View Full Version : Key Question Ab0ut Z1u And Time Lapse...


Nicholas Natteau
April 12th, 2005, 09:25 AM
We all know that the Sony Z1U and FX1 do not have time-lapse or interval recording possibility. For me personally, a great shame. I can do without the memory stick. But the picture quality on the Sony Z1U is so amazing, I think it's such a shame that Sony killed the interval recording function.

So here's is my question: Does anyone know of a device you could hook up to the Sony Z1U via a lanc cable that could tell the camera to record in frame mode (six frames) every minute???

The Z1U does have frame mode recording. So I would imagine that to do time lapse it would just be a question of setting the camera to frame record mode, and having an external device tell the camera to record at set intervals.

Eagerly awaiting feedback on this. Thanks in advance.

- Nicholas

Ignacio Rodriguez
April 12th, 2005, 09:30 AM
Adobe Premiere can do this with DV cameras with it's stop-motion feature. I guess if you set up the camera to operate in DV-out mode, Premiere might be able to do it. Of course it means lugging around a laptop...

David Cherniack
April 13th, 2005, 03:56 PM
Nicholas,

The frame function only works in DV/DVcam mode. No HDV function according to the manual.

Eric James
April 13th, 2005, 04:02 PM
The reason they don't have it for HDV is because it uses a 15 frame GOP. You can use lanc from a computer to do the same thing. The limiting factor is that you can only record in 15 frame increments.

My 2 c,
Eric James

John Jay
April 13th, 2005, 05:05 PM
if you are handy with a soldering iron, know how to code and your PC has a parallel i/f

then sending periodic record lanc data shouldnt be a problem?

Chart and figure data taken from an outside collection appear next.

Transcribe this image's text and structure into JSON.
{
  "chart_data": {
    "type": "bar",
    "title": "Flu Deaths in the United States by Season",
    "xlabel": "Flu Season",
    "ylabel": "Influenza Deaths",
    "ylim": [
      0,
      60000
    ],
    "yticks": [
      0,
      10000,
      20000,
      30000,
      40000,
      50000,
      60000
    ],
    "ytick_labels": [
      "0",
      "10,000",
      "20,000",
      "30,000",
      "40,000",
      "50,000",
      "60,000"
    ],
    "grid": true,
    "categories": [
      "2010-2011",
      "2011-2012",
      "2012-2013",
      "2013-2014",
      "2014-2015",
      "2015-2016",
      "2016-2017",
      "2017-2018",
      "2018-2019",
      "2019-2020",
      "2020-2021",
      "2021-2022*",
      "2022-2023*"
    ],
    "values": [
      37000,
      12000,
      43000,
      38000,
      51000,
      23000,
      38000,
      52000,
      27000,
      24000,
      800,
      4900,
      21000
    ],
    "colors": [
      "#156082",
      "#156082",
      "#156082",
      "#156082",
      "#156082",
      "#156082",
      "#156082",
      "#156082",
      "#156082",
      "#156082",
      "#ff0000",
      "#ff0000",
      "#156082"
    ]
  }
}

http://vec.mine.nu/modules.php?op=modload&name=News&file=article&sid=1&mode=thread&order=0&thold=0

Ignacio Rodriguez
April 13th, 2005, 06:54 PM
> The limiting factor is that you can only
> record in 15 frame increments.

Very good point! Of course... it's a limitation of the format... but if the camera were to stay on it could be written to a buffer and then to tape in gops... still quite a complication, not as easy as with DV, but doable if the camera's manufacturer were up to it.

David Cherniack
April 13th, 2005, 07:01 PM
I can't find anything about stop-frame animation in the Premiere Pro help.pdf file, even though it's listed in the index. Anyone know where it is?

Stacy Rothwell
April 13th, 2005, 09:52 PM
Interval recording was dropped from Premiere when they released Premiere Pro 1.0.

You'll have to resurrect version 6.5 to use the interval recording features.....

David Cherniack
April 14th, 2005, 07:52 AM
I resurrected an old copy of 6.0 and read up on the stop frame capture. Never having used it, it seems that it would only capture to dv from the firewire output of the camera if the camera is set to output dv. But if the camera is outputing HDV and the WinXP SP2 HDV device control is installed anyone have an educated guess what would happen? And what if the AspectHD codec for Premiere 6.5 was installed?

Robert Reinhardt
June 22nd, 2006, 04:24 PM
It's a shame, I agree. I love the TL recording feature on my Sony DVCAM/DV cams. I'm testing using the still interval recording feature with a 2gb mem stick duo, but still, it's not nearly as convenient as doing it to tape.

-Robert

Matt Davis
June 24th, 2006, 09:16 AM
Eagerly awaiting feedback on this. Thanks in advance.

This may be an unpopular comment, but have you considered a stills camera for this? I do a lot of event work where the 'build' is something the client is keen to capture - maybe a day's worth of activity as a stage or tent goes up.

Maybe it's something simple like watching a huge auditorium fill up before a big plenary, or showing the ebb and flow of a dinner. That could be done with an hour or two's worth of tape, but it's a lot of time to ingest.

I invested in a HDD recorder, but it also requires a whole different power supply and batteries, and it proved fragile.

So for the last two years I've used a stills camera - a little Pentax that can do 99 shots over time (for example 1 shot every 30 secs means resetting it every hour or so). It's small, discrete, doesn't require a laptop, has a full manual mode as well as many auto modes, and if I shoot 1600x1200, I can do things like long slow creep zooms and subtle rotates with the resultant movie.

It's worked very well, but the 99 frames (4 seconds in PAL land) is a bit of a limitation - but the success of its shots means I now have enough cash to buy a better camera without this limitation, and I'll know that the investment will be paid back in a set time. :-)

And (more tellingly) I can get on and shoot pick-ups and detail whilst the time-lapse goes on.

Get a stills camera with intervalometer - it's the way to go.